Malcolm Latarche · 24 February 2020


A Singapore-based ship manager has claimed that the impact of the coronavirus epidemic on those on the frontline of international business – the seafarers that man the ships that facilitate global trade – has largely been overlooked. Similar sentiments have been expressed by the IMO which has sent a Circular Letter advising Member States and others on implementation and enforcement of relevant IMO Instruments.

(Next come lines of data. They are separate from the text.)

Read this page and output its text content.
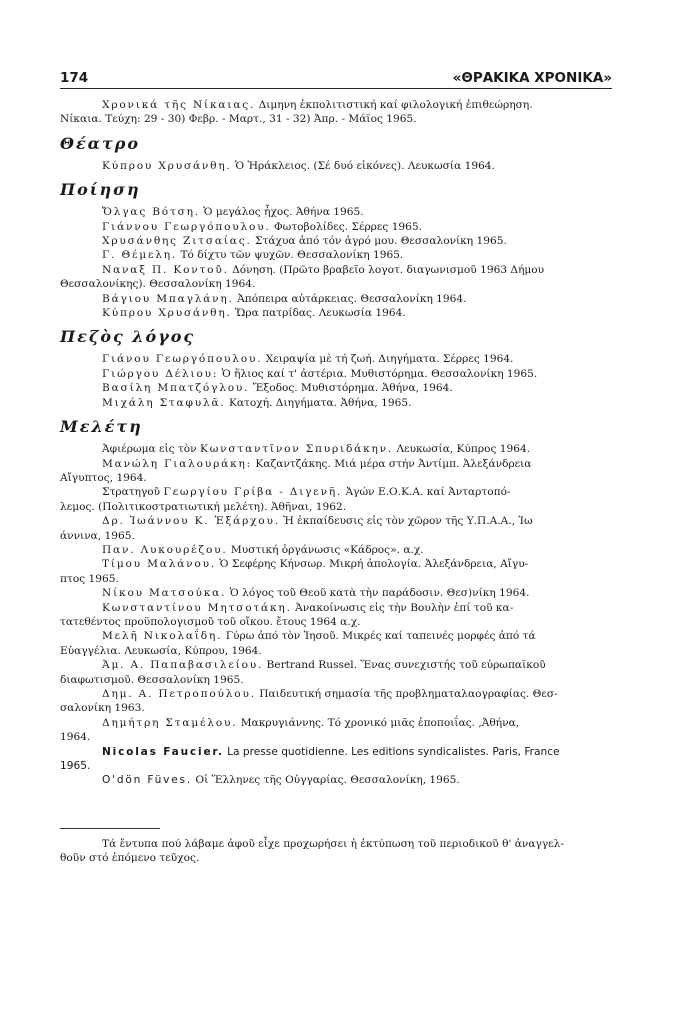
174	«ΘΡΑΚΙΚΑ ΧΡΟΝΙΚΑ»

Χρονικά τῆς Νίκαιας. Διμηνη ἐκπολιτιστική καί φιλολογική ἐπιθεώρηση.

Νίκαια. Τεύχη: 29 - 30) Φεβρ. - Μαρτ., 31 - 32) Ἀπρ. - Μάϊος 1965.

Θέατρο

Κύπρου Χρυσάνθη. Ὁ Ἡράκλειος. (Σέ δυό εἰκόνες). Λευκωσία 1964.

Ποίηση

Ὄλγας Βότση. Ὁ μεγάλος ἦχος. Ἀθήνα 1965.

Γιάννου Γεωργόπουλου. Φωτοβολίδες. Σέρρες 1965.

Χρυσάνθης Ζιτσαίας. Στάχυα ἀπό τόν ἀγρό μου. Θεσσαλονίκη 1965.

Γ. Θέμελη. Τό δίχτυ τῶν ψυχῶν. Θεσσαλονίκη 1965.

Ναναξ Π. Κοντοῦ. Δόνηση. (Πρῶτο βραβεῖο λογοτ. διαγωνισμοῦ 1963 Δήμου

Θεσσαλονίκης). Θεσσαλονίκη 1964.

Βάγιου Μπαγλάνη. Ἀπόπειρα αὐτάρκειας. Θεσσαλονίκη 1964.

Κύπρου Χρυσάνθη. Ὥρα πατρίδας. Λευκωσία 1964.

Πεζὸς λόγος

Γιάνου Γεωργόπουλου. Χειραψία μὲ τή ζωή. Διηγήματα. Σέρρες 1964.

Γιώργου Δέλιου: Ὁ ἥλιος καί τ' ἀστέρια. Μυθιστόρημα. Θεσσαλονίκη 1965.

Βασίλη Μπατζόγλου. Ἔξοδος. Μυθιστόρημα. Ἀθήνα, 1964.

Μιχάλη Σταφυλᾶ. Κατοχή. Διηγήματα. Ἀθήνα, 1965.

Μελέτη

Ἀφιέρωμα εἰς τὸν Κωνσταντῖνον Σπυριδάκην. Λευκωσία, Κύπρος 1964.

Μανώλη Γιαλουράκη: Καζαντζάκης. Μιά μέρα στήν Ἀντίμπ. Ἀλεξάνδρεια

Αἴγυπτος, 1964.

Στρατηγοῦ Γεωργίου Γρίβα - Διγενῆ. Ἀγών Ε.Ο.Κ.Α. καί Ἀνταρτοπό-

λεμος. (Πολιτικοστρατιωτική μελέτη). Ἀθῆναι, 1962.

Δρ. Ἰωάννου Κ. Ἐξάρχου. Ἡ ἐκπαίδευσις εἰς τὸν χῶρον τῆς Υ.Π.Α.Α., Ἰω

άννινα, 1965.

Παν. Λυκουρέζου. Μυστική ὀργάνωσις «Κάδρος». α.χ.

Τίμου Μαλάνου. Ὁ Σεφέρης Κήνσωρ. Μικρή ἀπολογία. Ἀλεξάνδρεια, Αἴγυ-

πτος 1965.

Νίκου Ματσούκα. Ὁ λόγος τοῦ Θεοῦ κατὰ τὴν παράδοσιν. Θεσ)νίκη 1964.

Κωνσταντίνου Μητσοτάκη. Ἀνακοίνωσις εἰς τὴν Βουλὴν ἐπί τοῦ κα-

τατεθέντος προϋπολογισμοῦ τοῦ οἴκου. ἔτους 1964 α.χ.

Μελῆ Νικολαΐδη. Γύρω ἀπό τὸν Ἰησοῦ. Μικρές καί ταπεινές μορφές ἀπό τά

Εὐαγγέλια. Λευκωσία, Κύπρου, 1964.

Ἀμ. Α. Παπαβασιλείου. Bertrand Russel. Ἕνας συνεχιστής τοῦ εὐρωπαϊκοῦ

διαφωτισμοῦ. Θεσσαλονίκη 1965.

Δημ. Α. Πετροπούλου. Παιδευτική σημασία τῆς προβληματαλαογραφίας. Θεσ-

σαλονίκη 1963.

Δημήτρη Σταμέλου. Μακρυγιάννης. Τό χρονικό μιᾶς ἐποποιΐας. ,Ἀθήνα,

1964.

Nicolas Faucier. La presse quotidienne. Les editions syndicalistes. Paris, France

1965.

O'dön Füves. Οἱ Ἕλληνες τῆς Οὐγγαρίας. Θεσσαλονίκη, 1965.

Τά ἔντυπα πού λάβαμε ἀφοῦ εἶχε προχωρήσει ἡ ἐκτύπωση τοῦ περιοδικοῦ θ' ἀναγγελ-

θοῦν στό ἑπόμενο τεῦχος.
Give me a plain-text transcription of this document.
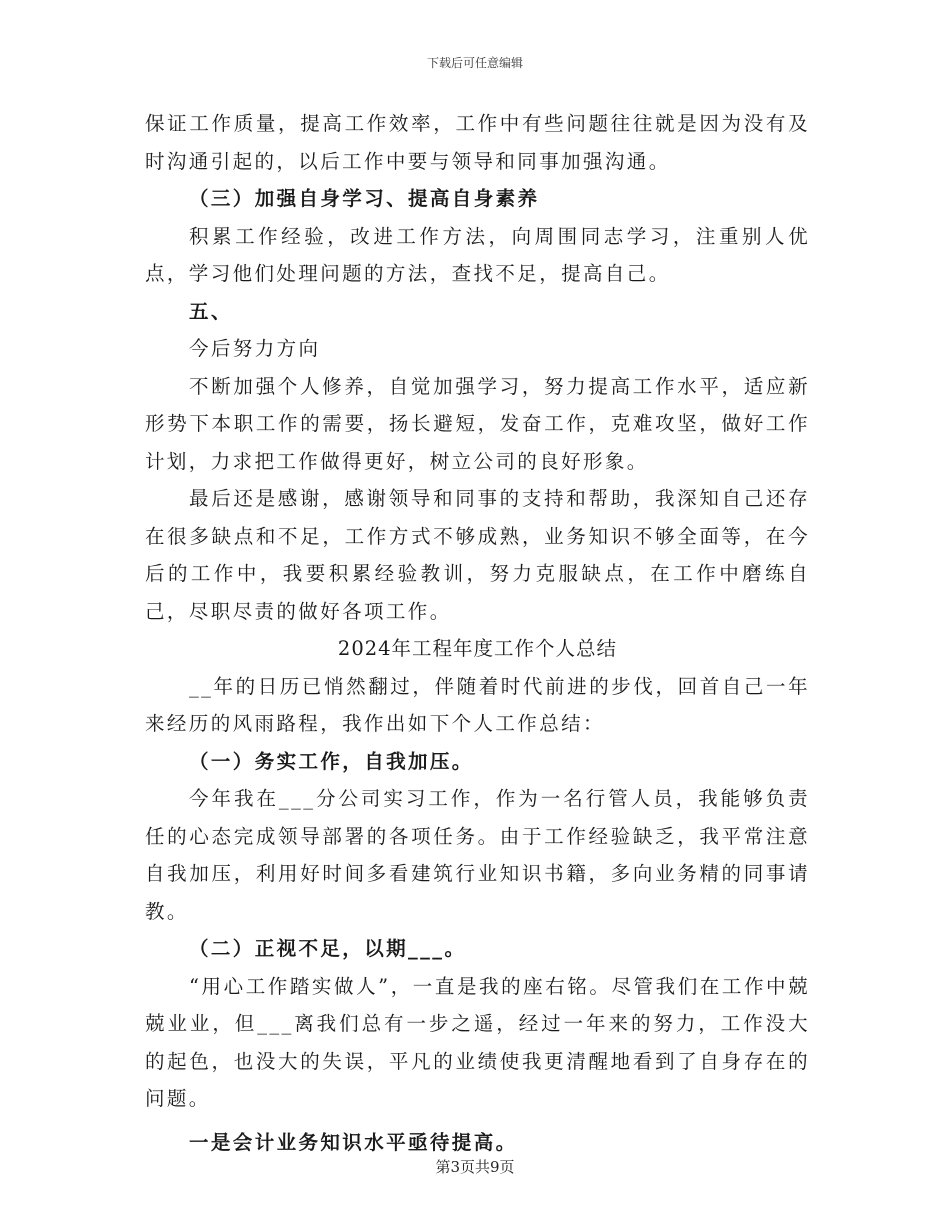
下载后可任意编辑

保证工作质量，提高工作效率，工作中有些问题往往就是因为没有及时沟通引起的，以后工作中要与领导和同事加强沟通。

（三）加强自身学习、提高自身素养

积累工作经验，改进工作方法，向周围同志学习，注重别人优点，学习他们处理问题的方法，查找不足，提高自己。

五、

今后努力方向

不断加强个人修养，自觉加强学习，努力提高工作水平，适应新形势下本职工作的需要，扬长避短，发奋工作，克难攻坚，做好工作计划，力求把工作做得更好，树立公司的良好形象。

最后还是感谢，感谢领导和同事的支持和帮助，我深知自己还存在很多缺点和不足，工作方式不够成熟，业务知识不够全面等，在今后的工作中，我要积累经验教训，努力克服缺点，在工作中磨练自己，尽职尽责的做好各项工作。

2024年工程年度工作个人总结

__年的日历已悄然翻过，伴随着时代前进的步伐，回首自己一年来经历的风雨路程，我作出如下个人工作总结：

（一）务实工作，自我加压。

今年我在___分公司实习工作，作为一名行管人员，我能够负责任的心态完成领导部署的各项任务。由于工作经验缺乏，我平常注意自我加压，利用好时间多看建筑行业知识书籍，多向业务精的同事请教。

（二）正视不足，以期___。

“用心工作踏实做人”，一直是我的座右铭。尽管我们在工作中兢兢业业，但___离我们总有一步之遥，经过一年来的努力，工作没大的起色，也没大的失误，平凡的业绩使我更清醒地看到了自身存在的问题。

一是会计业务知识水平亟待提高。

第3页共9页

The IMO letter urges flag states, port state authorities and control regimes, companies and shipmasters to cooperate, in the current context of the outbreak, to ensure that, where appropriate, passengers can be embarked and disembarked, cargo operations can occur, ships can enter and depart shipyards for repair and survey, stores and supplies can be loaded, certificates can be issued and crews can be exchanged.


The letter reminds that the principles of avoiding unnecessary restrictions or delay on port entry to ships, persons and property on board are contained in articles I and V and section 6 of the annex to IMO’s Facilitation Convention.

Captain Rajesh Unni, CEO and Founder of Synergy Group, commented, “Seafarers are working under tremendous pressure and doing an amazing job keeping world trade moving. But many are, understandably, anxious about when they can see families again because of restrictions on crew changes and quarantine periods being enforced on arrival at some countries.”

The deadly virus has seen severe restrictions put in place on seafarers calling at ports across the Asia Pacific region. Crew manning the world’s commercial fleet of tankers, commodity-carrying bulk carriers and container ships are not allowed to leave vessels when calling at ports in China, the epicentre of the virus.

Restrictions preventing crew leaving the ship or denying seafarers access to a visa-on-arrival are also in place at a range of countries including Singapore, Indonesia, Malaysia, Philippines, Russia, Australia and South Korea.

The logistics of managing crew changes when there are restrictions in place in so many countries has meant in some cases diverting vessels to intermediate ports where crew changes are possible. “It’s very challenging on some routes because crew changes are not allowed at either end,” said Captain Unni. “But seafarers are a durable bunch. We’re very proud of how they are coping and we are providing all necessary support. “I must reiterate that although crew logistics is proving very demanding, we are not facing any operational issues, as of now, and that is testament to the outstanding professionalism of our seafarers in very trying conditions.”

Synergy employs approximately 10,000 seafarers and manages a diversified fleet of almost 300 vessels including some of the most sophisticated container vessels and gas carriers in operation. Its local offices around the Asia Pacific are working closely with public health authorities to ensure compliance with health precautions and measures including quarantine. Counselling services have also been made available both to Synergy employees and the wider shipping community via the company’s free mental wellness iCall helpline.

“The welfare and safety of our teams onboard vessels is always of paramount importance,” said Captain Unni. “Our partners at iCall – the free, confidential, multilingual helpline for seafarers and their families - have been updated and trained counsellors are ready to provide any mental health and psychosocial support that crew need. I urge anyone who needs help and support to use this service.”

Synergy crew have been advised to reduce contact with shore personnel and follow standard precautions including maintaining meticulous personal hygiene regimes as recommended by coronavirus authorities. “The fact that the coronavirus epidemic has effected more people, more quickly than the SARS outbreak 17 years ago is extremely concerning,” said Captain Unni. “In light of which we have all our contingency plans, including, infection control procedures, in place. “While we wait and watch, we are extremely grateful for our teams onboard for understanding the situation and for keeping world-trade moving in this difficult time.”